Families still money conscious

THE divide between the ‘haves’ and ‘have nots’ is on the rise, but the average family is said to be money conscious in 2010.

An independent wellbeing index, assessing family finances, has found living standards have fallen away in NSW due to financial uncertainty.

It appears more households are scraping to cover rising petrol, food and electricity costs, while battling ‘unfriendly’ home affordability.

In Coffs Harbour, 200 new families are seeking financial counselling each year.

Anglicare North Coast executive director Estelle Graham said the service had experienced a gradual rise in the number of calls for advice and help.

Currently it takes two weeks to book an appointment with a local financial counsellor.

“The numbers of new clients seeking financial counselling assistance is around 200 per year,” Ms Graham said.

“Many clients need several appointments to sort through their issues.

“We have also had a substantial increase in client numbers in the Clarence Valley in the past few months.

“Clients seeking assistance often have many complex issues to deal with, however, the amount of credit card debt problems appear to be unchanged.

“Utility debt problems appear to be increasing while mortgage problems have decreased.”

The independent wellbeing index, produced by ING, found the average Australian family has tried to whittle away credit card debt, personal loans and mortgages this year.
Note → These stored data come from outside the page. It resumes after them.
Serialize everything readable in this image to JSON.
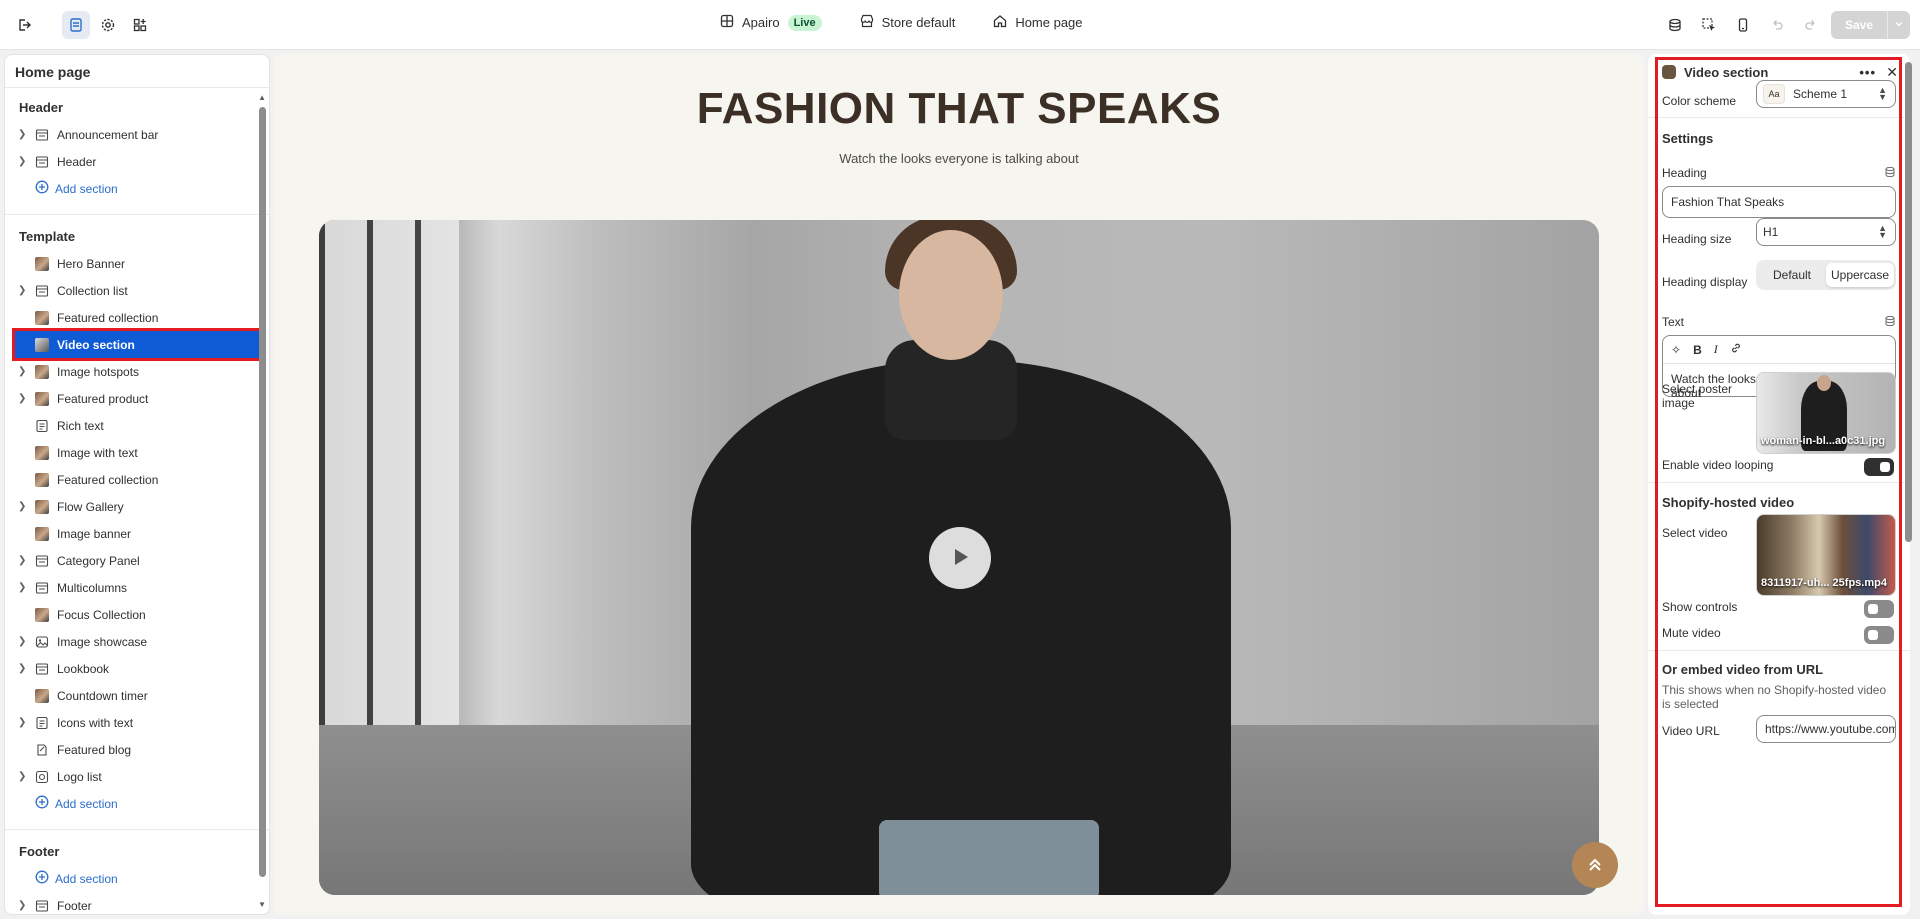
{
  "topbar": {
    "store_name": "Apairo",
    "live_badge": "Live",
    "theme_label": "Store default",
    "page_label": "Home page",
    "save_label": "Save"
  },
  "left": {
    "title": "Home page",
    "header_group": "Header",
    "header_items": [
      {
        "label": "Announcement bar",
        "icon": "layout-icon",
        "expandable": true
      },
      {
        "label": "Header",
        "icon": "layout-icon",
        "expandable": true
      }
    ],
    "add_section": "Add section",
    "template_group": "Template",
    "template_items": [
      {
        "label": "Hero Banner",
        "icon": "image-thumb",
        "expandable": false
      },
      {
        "label": "Collection list",
        "icon": "layout-icon",
        "expandable": true
      },
      {
        "label": "Featured collection",
        "icon": "image-thumb",
        "expandable": false
      },
      {
        "label": "Video section",
        "icon": "image-thumb",
        "expandable": false,
        "selected": true
      },
      {
        "label": "Image hotspots",
        "icon": "image-thumb",
        "expandable": true
      },
      {
        "label": "Featured product",
        "icon": "image-thumb",
        "expandable": true
      },
      {
        "label": "Rich text",
        "icon": "text-icon",
        "expandable": false
      },
      {
        "label": "Image with text",
        "icon": "image-thumb",
        "expandable": false
      },
      {
        "label": "Featured collection",
        "icon": "image-thumb",
        "expandable": false
      },
      {
        "label": "Flow Gallery",
        "icon": "image-thumb",
        "expandable": true
      },
      {
        "label": "Image banner",
        "icon": "image-thumb",
        "expandable": false
      },
      {
        "label": "Category Panel",
        "icon": "layout-icon",
        "expandable": true
      },
      {
        "label": "Multicolumns",
        "icon": "layout-icon",
        "expandable": true
      },
      {
        "label": "Focus Collection",
        "icon": "image-thumb",
        "expandable": false
      },
      {
        "label": "Image showcase",
        "icon": "image-icon",
        "expandable": true
      },
      {
        "label": "Lookbook",
        "icon": "layout-icon",
        "expandable": true
      },
      {
        "label": "Countdown timer",
        "icon": "image-thumb",
        "expandable": false
      },
      {
        "label": "Icons with text",
        "icon": "text-icon",
        "expandable": true
      },
      {
        "label": "Featured blog",
        "icon": "blog-icon",
        "expandable": false
      },
      {
        "label": "Logo list",
        "icon": "logo-icon",
        "expandable": true
      }
    ],
    "footer_group": "Footer",
    "footer_items": [
      {
        "label": "Footer",
        "icon": "layout-icon",
        "expandable": true
      }
    ]
  },
  "preview": {
    "heading": "FASHION THAT SPEAKS",
    "subheading": "Watch the looks everyone is talking about"
  },
  "panel": {
    "title": "Video section",
    "color_scheme_label": "Color scheme",
    "color_scheme_value": "Scheme 1",
    "color_scheme_swatch": "Aa",
    "settings_heading": "Settings",
    "heading_label": "Heading",
    "heading_value": "Fashion That Speaks",
    "heading_size_label": "Heading size",
    "heading_size_value": "H1",
    "heading_display_label": "Heading display",
    "heading_display_options": [
      "Default",
      "Uppercase"
    ],
    "heading_display_selected": "Uppercase",
    "text_label": "Text",
    "text_value": "Watch the looks everyone is talking about",
    "poster_label": "Select poster image",
    "poster_file": "woman-in-bl...a0c31.jpg",
    "looping_label": "Enable video looping",
    "looping_on": true,
    "hosted_heading": "Shopify-hosted video",
    "select_video_label": "Select video",
    "video_file": "8311917-uh... 25fps.mp4",
    "show_controls_label": "Show controls",
    "show_controls_on": false,
    "mute_label": "Mute video",
    "mute_on": false,
    "embed_heading": "Or embed video from URL",
    "embed_note": "This shows when no Shopify-hosted video is selected",
    "video_url_label": "Video URL",
    "video_url_value": "https://www.youtube.com"
  },
  "colors": {
    "selected": "#0f5bd6",
    "highlight": "#e31b23",
    "link": "#2c6ecb",
    "live_bg": "#c9f4d4",
    "heading_color": "#3b2f26",
    "scroll_button": "#b48656"
  }
}
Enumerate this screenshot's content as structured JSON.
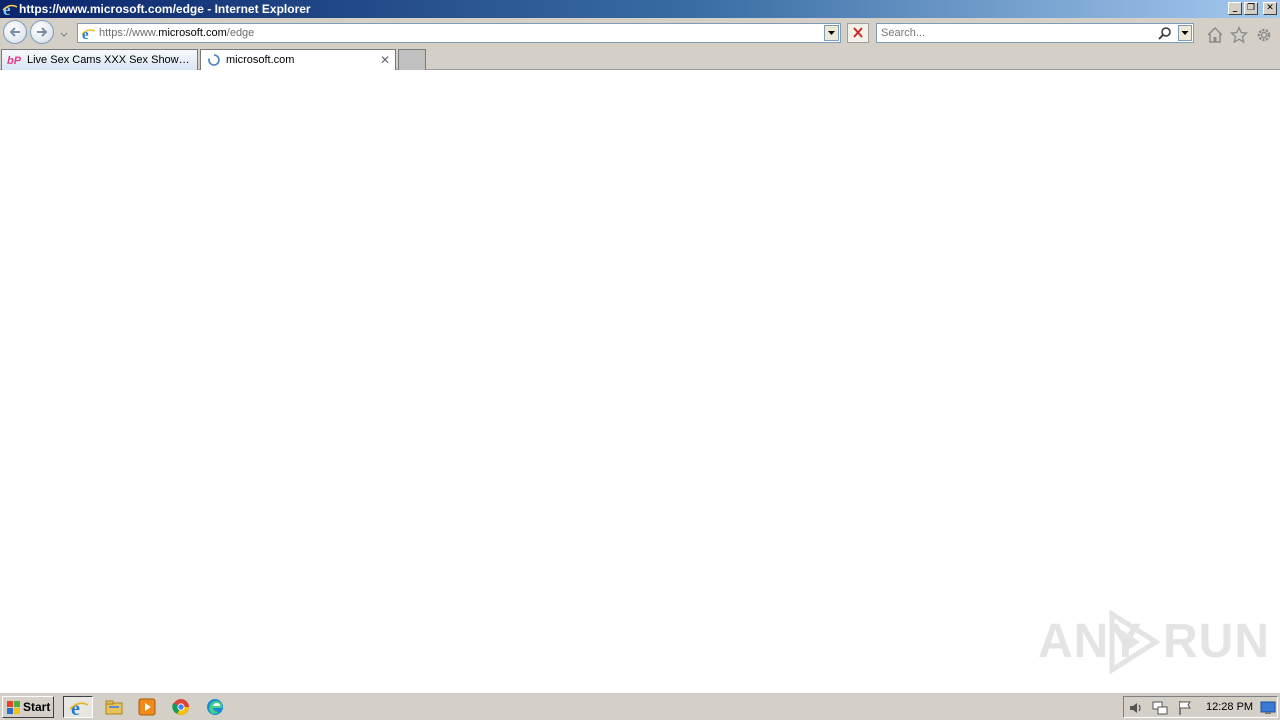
{
  "window": {
    "title": "https://www.microsoft.com/edge - Internet Explorer"
  },
  "address_bar": {
    "url_prefix": "https://www.",
    "url_host": "microsoft.com",
    "url_suffix": "/edge"
  },
  "search": {
    "placeholder": "Search..."
  },
  "tabs": [
    {
      "label": "Live Sex Cams XXX Sex Shows, ...",
      "active": false
    },
    {
      "label": "microsoft.com",
      "active": true,
      "loading": true
    }
  ],
  "watermark": {
    "left_text": "ANY",
    "right_text": "RUN"
  },
  "taskbar": {
    "start_label": "Start",
    "clock": "12:28 PM"
  },
  "icons": {
    "browser": "internet-explorer-icon",
    "back": "back-arrow-icon",
    "forward": "forward-arrow-icon",
    "stop": "close-icon",
    "search": "search-icon",
    "home": "home-icon",
    "favorites": "star-icon",
    "tools": "gear-icon"
  },
  "colors": {
    "title_bar_start": "#0a246a",
    "title_bar_end": "#a6caf0",
    "chrome_gray": "#d4d0c8",
    "stop_red": "#cc2222"
  }
}
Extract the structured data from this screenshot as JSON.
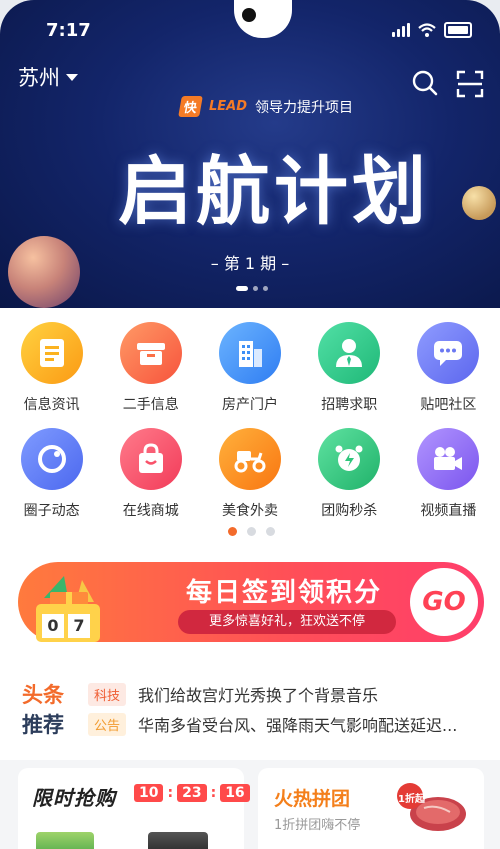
{
  "status": {
    "time": "7:17"
  },
  "header": {
    "city": "苏州"
  },
  "banner": {
    "brand_badge": "快",
    "brand_word": "LEAD",
    "brand_tagline": "领导力提升项目",
    "title": "启航计划",
    "issue": "– 第 1 期 –"
  },
  "categories": [
    {
      "label": "信息资讯",
      "icon": "news-icon",
      "color": "#fbb21f"
    },
    {
      "label": "二手信息",
      "icon": "box-icon",
      "color": "#fb7047"
    },
    {
      "label": "房产门户",
      "icon": "building-icon",
      "color": "#3d8ff6"
    },
    {
      "label": "招聘求职",
      "icon": "person-icon",
      "color": "#2ec58a"
    },
    {
      "label": "贴吧社区",
      "icon": "chat-icon",
      "color": "#6b78f2"
    },
    {
      "label": "圈子动态",
      "icon": "circle-chat-icon",
      "color": "#5f7ef3"
    },
    {
      "label": "在线商城",
      "icon": "shopping-bag-icon",
      "color": "#f9526a"
    },
    {
      "label": "美食外卖",
      "icon": "scooter-icon",
      "color": "#fb8c1e"
    },
    {
      "label": "团购秒杀",
      "icon": "alarm-clock-icon",
      "color": "#2fc67c"
    },
    {
      "label": "视频直播",
      "icon": "video-camera-icon",
      "color": "#8e6af1"
    }
  ],
  "signin": {
    "title": "每日签到领积分",
    "subtitle": "更多惊喜好礼，狂欢送不停",
    "go": "GO",
    "days": [
      "0",
      "7"
    ]
  },
  "headlines": {
    "logo_line1": "头条",
    "logo_line2": "推荐",
    "items": [
      {
        "tag": "科技",
        "text": "我们给故宫灯光秀换了个背景音乐"
      },
      {
        "tag": "公告",
        "text": "华南多省受台风、强降雨天气影响配送延迟..."
      }
    ]
  },
  "flash_sale": {
    "title": "限时抢购",
    "hours": "10",
    "minutes": "23",
    "seconds": "16"
  },
  "group_buy": {
    "title": "火热拼团",
    "subtitle": "1折拼团嗨不停",
    "badge": "1折起"
  }
}
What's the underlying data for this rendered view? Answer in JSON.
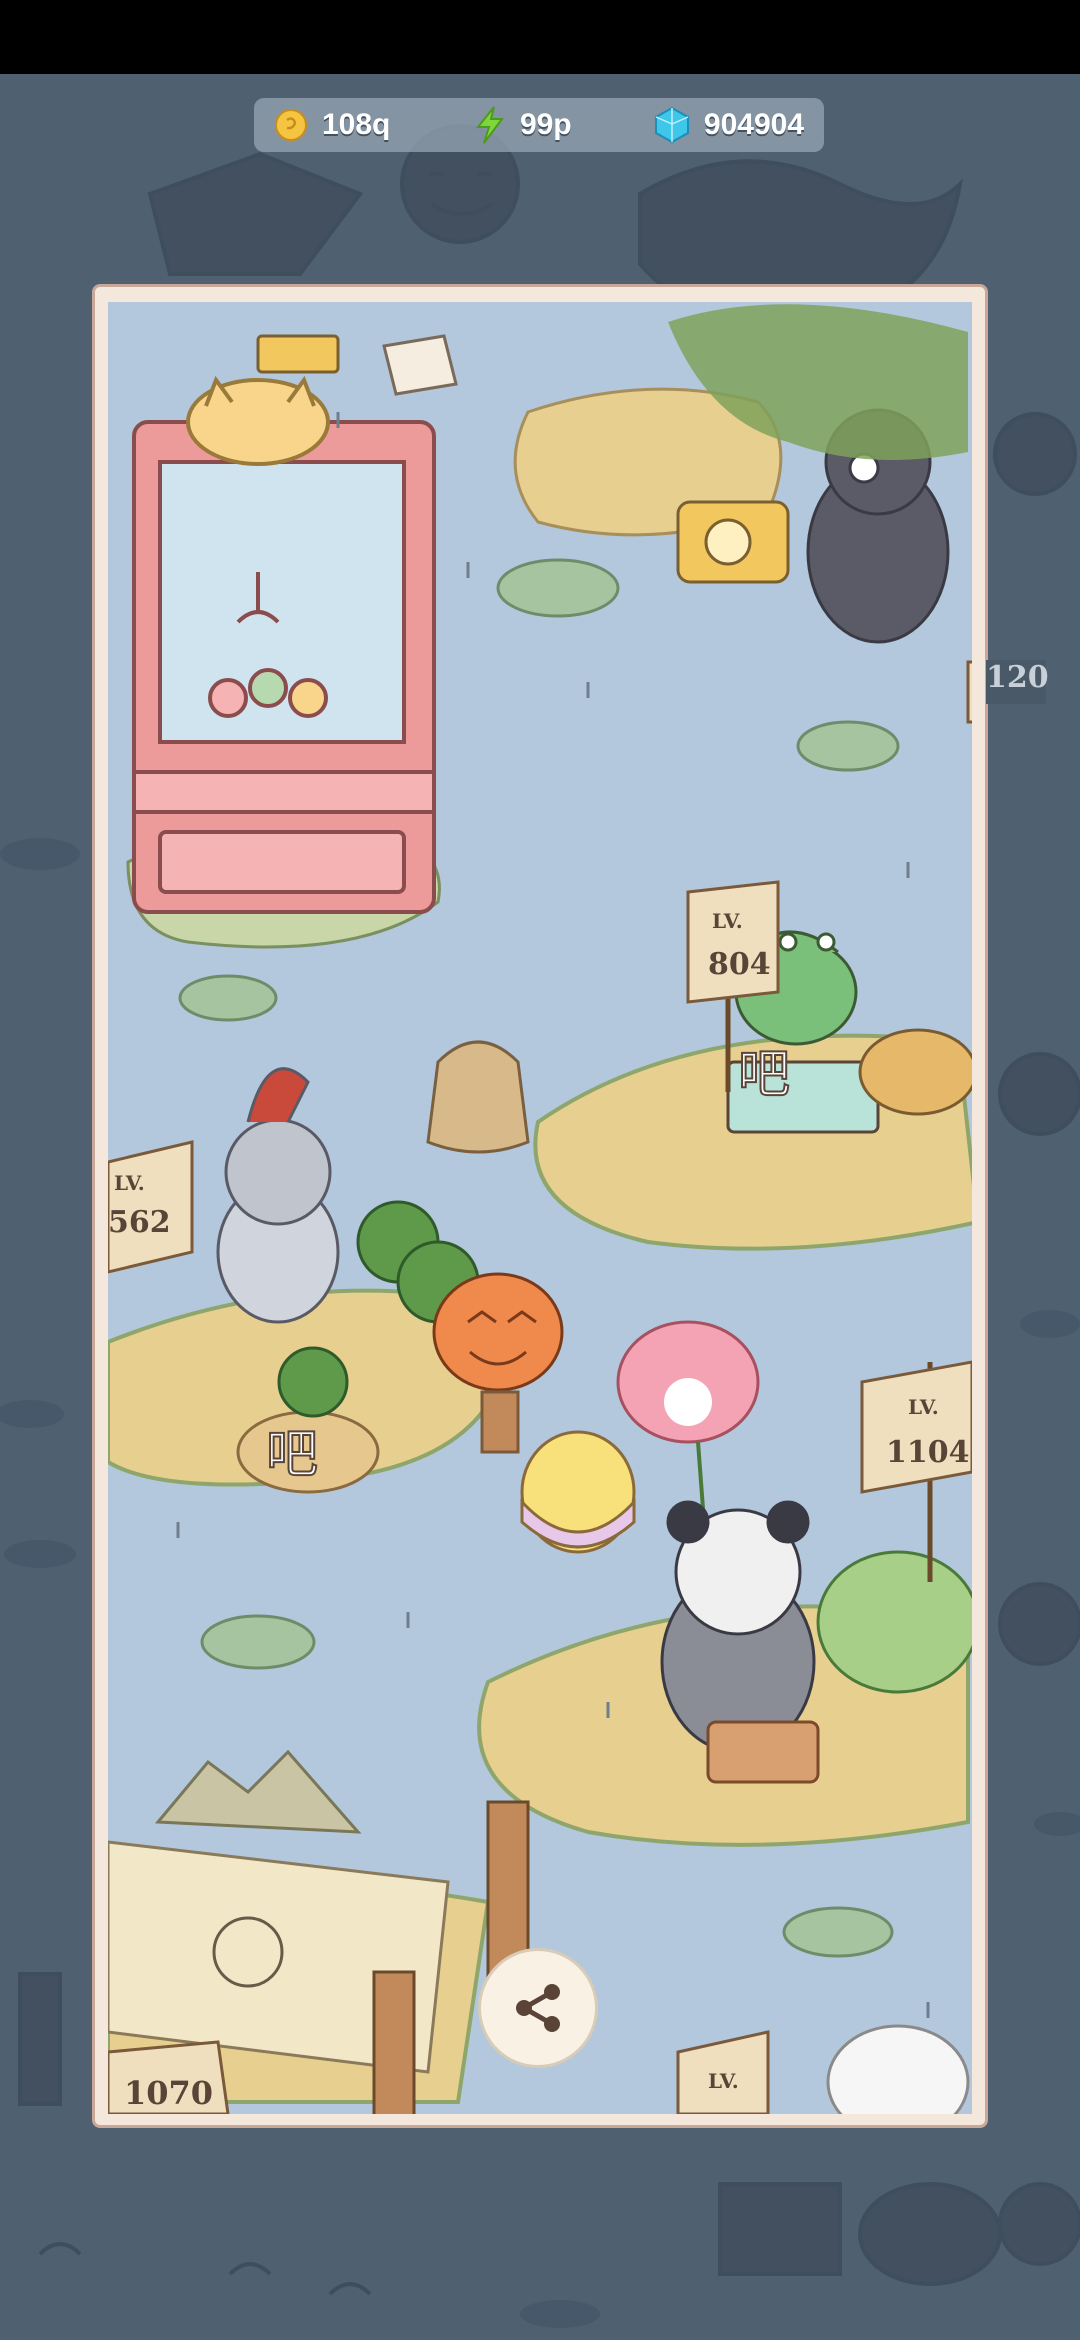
{
  "status_bar": {},
  "currency": {
    "coins": "108q",
    "energy": "99p",
    "gems": "904904"
  },
  "level_signs": {
    "crocodile_station": "LV.\n804",
    "knight_station": "LV.\n562",
    "panda_station": "LV.\n1104",
    "top_right_sign": "120",
    "bottom_left_sign": "1070",
    "bottom_right_sign": "LV."
  },
  "speech": {
    "croc_word": "吧",
    "knight_word": "吧"
  },
  "machine": {
    "display": "ꟾꟾꟾ​ꟾꟾꟾ"
  },
  "colors": {
    "coin": "#f5c542",
    "energy": "#7fd63a",
    "gem": "#3ec7e8",
    "frame": "#f4e8dc",
    "water": "#b3c8dc"
  },
  "icons": [
    "coin-icon",
    "energy-icon",
    "gem-icon",
    "share-icon"
  ]
}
However, the sense of wellbeing is offset by concerns over weak household savings.

This combined with the rising cost of living is said to be the main reason why low income families may be feeling worse off.

Australians continue to embrace credit cards with more than 80 per cent of households owning one, while the average family owns two.

Only three per cent of families say their card balances each month, while four per cent of surveyed families say their card debt is out of control.

Despite, higher interest rates, mortgages appear in check with 48 per cent of families saying they’re ahead in their repayments.

Just 17 per cent of households are struggling to cover the bills.

But the index found personal savings are the nation’s Achilles heel.

Just 14 per cent of homes said that they were comfortable with what they’ve got in the bank.